L&I must adopt rules providing for the reduction of worker's compensation premiums or assessments from employers of workers who telework.
Legislative findings are made regarding commuting and telework.
Appropriation: None.
Fiscal Note: Available.
Creates Committee/Commission/Task Force that includes Legislative members: No.
Effective Date: The bill takes effect on October 1, 2018.
Staff Summary of Public Testimony: PRO: I have a constituent who runs a travel website. They used to have a brick and mortar place. They realized it was costing them a lot. They transferred their employees to their houses and got rid of all that overhead. They realized that they were happier and less stressed. Their employers were a lot happier. The work is flexible. They can take care of sick children and other emergencies. There are two other states that have passed this—Virginia and Georgia—and it has been very successful. The issue that has got the most attention is less cars on the road and less congestion. The employer benefits by not have to provide a workspace for employees.

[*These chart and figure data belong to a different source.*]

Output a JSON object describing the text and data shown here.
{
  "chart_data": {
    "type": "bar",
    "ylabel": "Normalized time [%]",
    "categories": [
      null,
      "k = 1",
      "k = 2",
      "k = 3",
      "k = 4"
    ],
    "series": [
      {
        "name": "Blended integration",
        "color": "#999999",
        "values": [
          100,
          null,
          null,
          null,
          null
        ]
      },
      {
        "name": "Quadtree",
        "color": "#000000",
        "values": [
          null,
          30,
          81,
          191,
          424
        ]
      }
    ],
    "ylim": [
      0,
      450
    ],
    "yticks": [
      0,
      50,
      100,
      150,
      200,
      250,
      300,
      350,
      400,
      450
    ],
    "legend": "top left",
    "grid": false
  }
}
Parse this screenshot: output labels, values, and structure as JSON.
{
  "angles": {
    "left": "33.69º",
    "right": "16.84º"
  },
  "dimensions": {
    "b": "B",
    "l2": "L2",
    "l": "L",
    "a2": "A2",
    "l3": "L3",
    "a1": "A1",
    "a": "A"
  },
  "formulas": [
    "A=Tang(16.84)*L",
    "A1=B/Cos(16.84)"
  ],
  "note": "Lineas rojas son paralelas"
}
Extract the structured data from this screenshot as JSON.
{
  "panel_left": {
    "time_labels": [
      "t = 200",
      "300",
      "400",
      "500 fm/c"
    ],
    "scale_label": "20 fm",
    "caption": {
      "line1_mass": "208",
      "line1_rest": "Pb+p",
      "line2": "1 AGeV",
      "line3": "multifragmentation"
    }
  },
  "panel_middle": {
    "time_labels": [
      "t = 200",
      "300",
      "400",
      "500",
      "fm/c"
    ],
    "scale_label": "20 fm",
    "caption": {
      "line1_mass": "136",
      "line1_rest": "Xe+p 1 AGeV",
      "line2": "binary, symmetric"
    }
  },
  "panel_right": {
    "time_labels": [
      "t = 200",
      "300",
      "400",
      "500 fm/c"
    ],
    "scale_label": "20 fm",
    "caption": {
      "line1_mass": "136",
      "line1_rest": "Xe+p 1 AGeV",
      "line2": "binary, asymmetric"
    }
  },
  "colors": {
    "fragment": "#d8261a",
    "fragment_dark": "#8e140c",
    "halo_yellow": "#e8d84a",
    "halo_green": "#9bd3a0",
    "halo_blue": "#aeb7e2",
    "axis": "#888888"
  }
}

The employees benefit by being able to work from home. The public benefits by have less cars on the road. This is less expensive than building more roads. It helps urban areas by reducing congestion. It helps rural areas by allowing people to live further from a work place. The fiscal note is high, but we can put a cap on it. It could even be a pilot project.
OTHER: We request that section 4 be removed. Workers compensation is set up to be a zero sum gain. L&I groups industries to set the rate. If you reduce the premiums to some employers, it would shift the cost to other employers. There is a question whether working at home is safer. Under the governor's leadership, L&I employees are encouraged to telework.
We support the general concept. We support CTR as long as it is voluntary. We appreciate L&I's concern. Employers cannot control the home environment. We hate to have premiums go up for other employers.
Persons Testifying: PRO: Senator Kevin Van De Wege, Prime Sponsor. OTHER: Tammy Fellin, Labor & Industries; Bob Battles, Association of Washington Business.
Persons Signed In To Testify But Not Testifying: No one.